Despite claims of a financing bubble, investors poured more money into fintechs in 2021. Traditional institutions are getting involved and spending in R&D to compete. Lower values may affect acquisition activity and delay money flow.

Fintech financing bubble predictions date back years. It shows no indications of slowing until 2022.

According to Bahaa Abdul Hussein, global fintech investment increased in 2021 to $132 billion. Fintech businesses raised about $35 billion in Q4, the second-largest quarter ever for fundraising. One in four $1 billion-plus unicorns (firms) founded in 2022 was a fintech.

Fintech funding may not be so sunny for the rest of 2023. While Insider Intelligence anticipates even more financing in 2023, other analysis point to reasons that may lower spending.

Insider Intelligence predicts a prolonged fintech financing surge in 2023 for various reasons. Investing in new sectors like open finance and blockchain, crypto exchanges generating cash, and huge financial organizations investing in fintechs to automate processes.

Falling tech stock prices in early 2023 may discourage investors from backing fintechs. Eastern European war and turmoil might be an influence.

Reasons for boom in fintech

Government pressures partly explain the surge in fintech funding over the past year. The government has been aggressive in promoting the country as a fintech hub and attracting funding and startups.

The Financial Conduct Authority built a sandbox for firms to test new solutions with actual customers. Working in the FCA’s sandbox provides fintechs legitimacy with investors and customers, says Deloitte.

Fintech financing rose in 2021 as the economy recovered from a Covid-depressed 2020 which a leading firm disagrees with.

“The high rise in fintech financing in 2021 was not merely due to favorable year-over-year comparisons,” the business writes in a study on VC funding to U.S. fintechs.
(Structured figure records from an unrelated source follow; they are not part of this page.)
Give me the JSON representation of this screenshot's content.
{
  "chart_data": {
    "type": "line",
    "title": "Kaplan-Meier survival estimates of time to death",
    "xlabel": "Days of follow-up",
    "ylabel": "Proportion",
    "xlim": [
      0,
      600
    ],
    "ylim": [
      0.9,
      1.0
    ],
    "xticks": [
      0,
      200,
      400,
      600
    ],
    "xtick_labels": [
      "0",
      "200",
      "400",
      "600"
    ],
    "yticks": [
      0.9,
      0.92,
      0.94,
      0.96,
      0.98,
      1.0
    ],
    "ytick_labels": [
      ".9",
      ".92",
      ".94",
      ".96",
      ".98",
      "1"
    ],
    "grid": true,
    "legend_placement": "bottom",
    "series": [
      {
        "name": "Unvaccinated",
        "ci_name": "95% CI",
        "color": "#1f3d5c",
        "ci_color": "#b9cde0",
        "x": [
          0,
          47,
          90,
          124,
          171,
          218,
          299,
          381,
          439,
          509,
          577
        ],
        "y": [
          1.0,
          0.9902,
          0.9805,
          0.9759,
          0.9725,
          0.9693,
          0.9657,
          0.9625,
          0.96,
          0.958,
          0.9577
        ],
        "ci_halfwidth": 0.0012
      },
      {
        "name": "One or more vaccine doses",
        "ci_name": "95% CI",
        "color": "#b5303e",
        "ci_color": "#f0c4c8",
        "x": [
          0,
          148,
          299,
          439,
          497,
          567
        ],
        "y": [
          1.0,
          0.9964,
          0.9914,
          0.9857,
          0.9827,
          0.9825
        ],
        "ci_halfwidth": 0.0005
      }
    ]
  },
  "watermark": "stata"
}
Funding dipped from March to April 2020 but rebounded fast. In the fourth quarters of 2020 and 2021, the amount raised climbed by 95% and the volume of transactions surged 40%.

Benefits for bank

Banks no longer reject fintech businesses, most consider them a competitor for consumers and, increasingly, a partner. These patterns suggest that financing for fintech won’t stop soon.
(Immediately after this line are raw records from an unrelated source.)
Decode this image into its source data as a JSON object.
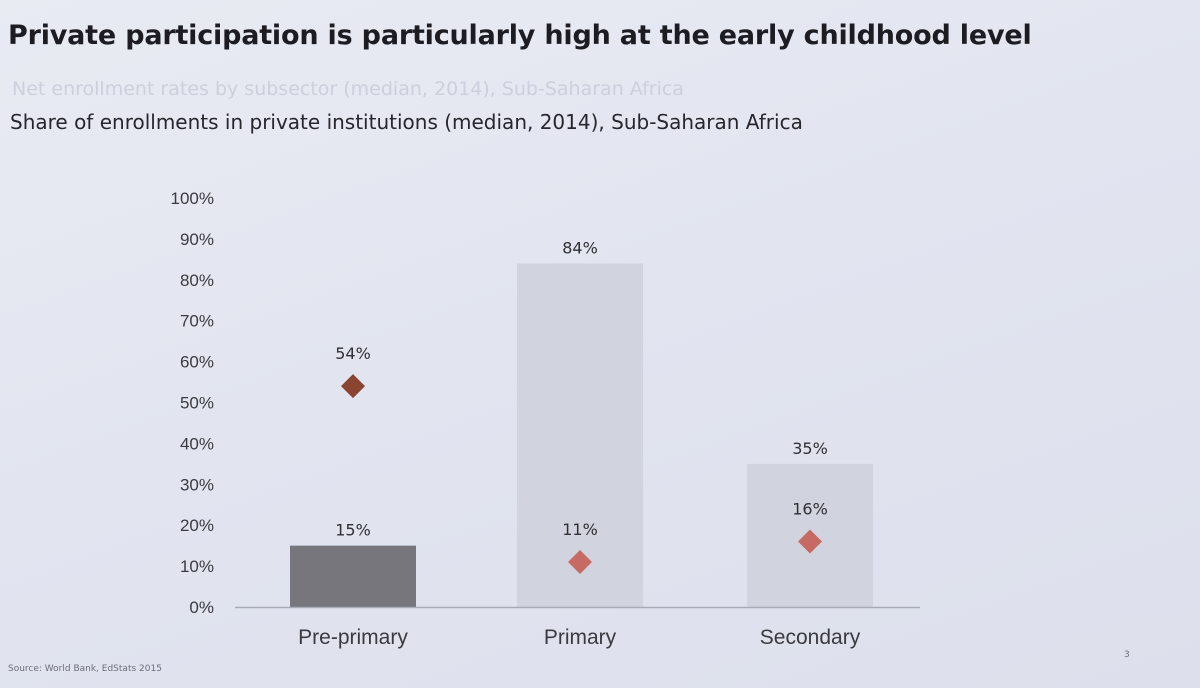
{
  "slide": {
    "title": "Private participation is particularly high at the early childhood level",
    "ghost_subtitle": "Net enrollment rates by subsector (median, 2014), Sub-Saharan Africa",
    "subtitle": "Share of enrollments in private institutions (median, 2014), Sub-Saharan Africa",
    "source": "Source: World Bank, EdStats 2015",
    "page_number": "3"
  },
  "colors": {
    "bar_highlight": "#77767c",
    "bar_muted": "#d1d4de",
    "marker_highlight": "#8a4430",
    "marker_muted": "#c86a64",
    "axis": "#a8abb6"
  },
  "chart_data": {
    "type": "bar",
    "categories": [
      "Pre-primary",
      "Primary",
      "Secondary"
    ],
    "series": [
      {
        "type": "bar",
        "values": [
          15,
          84,
          35
        ],
        "labels": [
          "15%",
          "84%",
          "35%"
        ]
      },
      {
        "type": "scatter",
        "marker": "diamond",
        "values": [
          54,
          11,
          16
        ],
        "labels": [
          "54%",
          "11%",
          "16%"
        ]
      }
    ],
    "ylim": [
      0,
      100
    ],
    "yticks": [
      0,
      10,
      20,
      30,
      40,
      50,
      60,
      70,
      80,
      90,
      100
    ],
    "ytick_labels": [
      "0%",
      "10%",
      "20%",
      "30%",
      "40%",
      "50%",
      "60%",
      "70%",
      "80%",
      "90%",
      "100%"
    ],
    "xlabel": "",
    "ylabel": "",
    "grid": false,
    "legend": "none"
  }
}
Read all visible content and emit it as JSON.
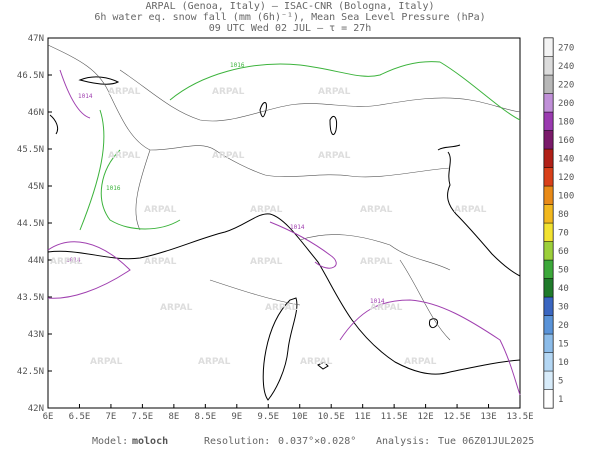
{
  "header": {
    "lines": [
      "ARPAL (Genoa, Italy)  —  ISAC-CNR (Bologna, Italy)",
      "6h water eq. snow fall (mm (6h)⁻¹), Mean Sea Level Pressure (hPa)",
      "09 UTC Wed 02 JUL  —  τ = 27h"
    ]
  },
  "map": {
    "lat_labels": [
      "47N",
      "46.5N",
      "46N",
      "45.5N",
      "45N",
      "44.5N",
      "44N",
      "43.5N",
      "43N",
      "42.5N",
      "42N"
    ],
    "lon_labels": [
      "6E",
      "6.5E",
      "7E",
      "7.5E",
      "8E",
      "8.5E",
      "9E",
      "9.5E",
      "10E",
      "10.5E",
      "11E",
      "11.5E",
      "12E",
      "12.5E",
      "13E",
      "13.5E"
    ],
    "contour_labels": [
      "1016",
      "1014",
      "1016",
      "1014",
      "1014",
      "1014"
    ],
    "watermark": "ARPAL"
  },
  "colorbar": {
    "labels": [
      1,
      5,
      10,
      15,
      20,
      30,
      40,
      50,
      60,
      70,
      80,
      100,
      120,
      140,
      160,
      180,
      200,
      220,
      240,
      270
    ],
    "colors": [
      "#ffffff",
      "#d8ecfa",
      "#b4d7f4",
      "#8cbce9",
      "#5a93d8",
      "#3a66c0",
      "#1f7a2a",
      "#3ca83a",
      "#9ccf3a",
      "#f2e230",
      "#f2b81e",
      "#e88a18",
      "#d8401a",
      "#b02018",
      "#7a1a6a",
      "#9a3ab0",
      "#c090d8",
      "#b8b8b8",
      "#dcdcdc",
      "#f4f4f4"
    ]
  },
  "footer": {
    "model_label": "Model:",
    "model": "moloch",
    "resolution_label": "Resolution:",
    "resolution": "0.037°×0.028°",
    "analysis_label": "Analysis:",
    "analysis": "Tue 06Z01JUL2025"
  }
}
Banks have several possibilities. One is to finance fintechs more, so they can develop digital skills. Medium and small banks are joining the larger banks in following this strategy.

National Law Review: “These smaller banks recognize technology is vital to their long-term viability.” Many have “partnered” with a fintech startup, possibly to improve the bank’s products, services, or operations. Fintech and banking are symbiotic.
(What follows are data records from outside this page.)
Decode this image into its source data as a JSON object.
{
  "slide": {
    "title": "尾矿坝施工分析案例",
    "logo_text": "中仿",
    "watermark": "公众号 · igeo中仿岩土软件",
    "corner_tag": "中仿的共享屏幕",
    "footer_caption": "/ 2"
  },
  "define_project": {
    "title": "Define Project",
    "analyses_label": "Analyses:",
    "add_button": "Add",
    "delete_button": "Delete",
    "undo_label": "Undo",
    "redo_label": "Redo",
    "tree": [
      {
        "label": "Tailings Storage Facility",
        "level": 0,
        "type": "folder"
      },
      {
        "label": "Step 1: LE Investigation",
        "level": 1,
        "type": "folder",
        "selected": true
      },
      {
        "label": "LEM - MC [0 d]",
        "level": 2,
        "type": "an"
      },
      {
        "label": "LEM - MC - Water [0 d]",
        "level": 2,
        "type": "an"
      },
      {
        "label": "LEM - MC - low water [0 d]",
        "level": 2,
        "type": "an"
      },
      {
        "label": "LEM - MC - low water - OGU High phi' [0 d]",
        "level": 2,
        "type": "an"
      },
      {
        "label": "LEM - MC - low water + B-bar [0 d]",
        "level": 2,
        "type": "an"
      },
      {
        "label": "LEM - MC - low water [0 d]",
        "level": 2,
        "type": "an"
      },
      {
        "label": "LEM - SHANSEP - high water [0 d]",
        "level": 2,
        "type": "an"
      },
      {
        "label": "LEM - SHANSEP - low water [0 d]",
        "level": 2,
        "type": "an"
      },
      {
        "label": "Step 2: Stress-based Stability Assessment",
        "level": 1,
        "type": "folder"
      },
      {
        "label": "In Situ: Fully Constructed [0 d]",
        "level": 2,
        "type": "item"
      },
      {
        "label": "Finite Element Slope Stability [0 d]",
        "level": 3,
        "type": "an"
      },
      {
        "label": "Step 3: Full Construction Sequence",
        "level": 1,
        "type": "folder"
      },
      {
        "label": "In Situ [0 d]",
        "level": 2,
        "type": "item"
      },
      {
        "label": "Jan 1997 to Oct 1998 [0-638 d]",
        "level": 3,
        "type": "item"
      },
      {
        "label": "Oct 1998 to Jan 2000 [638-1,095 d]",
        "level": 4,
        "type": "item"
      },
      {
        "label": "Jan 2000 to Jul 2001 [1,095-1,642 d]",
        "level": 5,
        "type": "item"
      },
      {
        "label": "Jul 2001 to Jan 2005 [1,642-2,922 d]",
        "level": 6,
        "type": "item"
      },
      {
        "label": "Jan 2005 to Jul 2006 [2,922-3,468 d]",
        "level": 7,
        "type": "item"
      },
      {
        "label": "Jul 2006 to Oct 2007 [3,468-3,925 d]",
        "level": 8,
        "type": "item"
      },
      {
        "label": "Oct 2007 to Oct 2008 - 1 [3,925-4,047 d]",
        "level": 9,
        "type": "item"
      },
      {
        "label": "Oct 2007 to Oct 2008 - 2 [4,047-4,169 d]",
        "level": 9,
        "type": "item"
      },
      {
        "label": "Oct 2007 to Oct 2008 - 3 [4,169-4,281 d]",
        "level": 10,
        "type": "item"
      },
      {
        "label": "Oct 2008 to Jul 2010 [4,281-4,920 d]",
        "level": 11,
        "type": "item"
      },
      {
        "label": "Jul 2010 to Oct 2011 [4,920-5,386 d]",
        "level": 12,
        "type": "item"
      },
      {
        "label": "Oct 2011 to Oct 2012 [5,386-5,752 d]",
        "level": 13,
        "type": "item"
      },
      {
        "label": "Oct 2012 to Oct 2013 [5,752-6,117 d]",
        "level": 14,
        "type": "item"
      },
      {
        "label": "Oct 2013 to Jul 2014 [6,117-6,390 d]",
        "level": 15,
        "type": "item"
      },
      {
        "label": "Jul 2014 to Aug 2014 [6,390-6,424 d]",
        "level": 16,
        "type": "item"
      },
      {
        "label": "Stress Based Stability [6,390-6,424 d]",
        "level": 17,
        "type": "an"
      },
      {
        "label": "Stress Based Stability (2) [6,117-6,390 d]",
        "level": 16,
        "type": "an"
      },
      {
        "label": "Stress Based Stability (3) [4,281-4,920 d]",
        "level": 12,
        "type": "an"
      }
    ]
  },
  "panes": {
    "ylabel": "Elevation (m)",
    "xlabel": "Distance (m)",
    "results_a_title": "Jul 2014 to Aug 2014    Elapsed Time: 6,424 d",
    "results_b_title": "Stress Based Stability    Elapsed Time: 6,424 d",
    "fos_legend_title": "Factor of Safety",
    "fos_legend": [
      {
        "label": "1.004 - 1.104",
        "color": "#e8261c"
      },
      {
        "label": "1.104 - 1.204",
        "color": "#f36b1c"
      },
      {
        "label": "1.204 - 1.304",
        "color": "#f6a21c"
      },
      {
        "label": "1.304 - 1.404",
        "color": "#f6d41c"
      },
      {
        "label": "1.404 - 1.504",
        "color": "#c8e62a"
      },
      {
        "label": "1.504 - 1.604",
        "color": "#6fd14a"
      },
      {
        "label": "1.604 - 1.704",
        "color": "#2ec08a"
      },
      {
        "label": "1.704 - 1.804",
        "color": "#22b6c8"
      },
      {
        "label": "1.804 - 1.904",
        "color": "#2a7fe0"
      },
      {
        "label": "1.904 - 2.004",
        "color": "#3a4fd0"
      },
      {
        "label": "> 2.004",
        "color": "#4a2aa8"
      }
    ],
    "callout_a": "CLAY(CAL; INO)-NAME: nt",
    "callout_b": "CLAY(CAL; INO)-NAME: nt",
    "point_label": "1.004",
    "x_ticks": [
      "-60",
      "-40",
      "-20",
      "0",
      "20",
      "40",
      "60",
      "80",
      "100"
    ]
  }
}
A bank may be a good fit for a fintech startup seeking development financing, the paper says. Banks don’t make speculative bets, but they do invest in technology.

Forward-thinking financial institutions should invest in transformational partners and compliance. Niche brands may help a bank distinguish, tap existing markets, and enter new ones.

Banking Industry response

Banks and credit unions are expanding R&D investment in response to fintech financing. While many fintechs aren’t direct competitors, some are still competing. SoFi, Varo Bank, and Lending Club have acquired banking charters.

Insider Intelligence predicts U.S. banks’ IT spending would rise from $79.49 billion in 2021 to $113.71 billion in 2025. This covers both major and small banks, where IT spending and customer-focused digital teams are “attached at the hip.”

Bank Director’s November study noted that fintechs and other non-banks are driving community banks to invest more on technology. Tech companies, retailers, and digital banking were not competitive threats three to five years ago.

Possible obstacles

If a worldwide epidemic didn’t prevent fintech funding, what will? Some indications point to industry challenges.

Many firms that went public since the start of 2020 are selling below their IPO pricing, and growth stocks are often unpopular with investors.

As fintech stocks have dropped, some investors have demanded lower startup valuations, Forbes reports. If this trend continues, banks might pay less to buy fintechs as they improve their digital capabilities.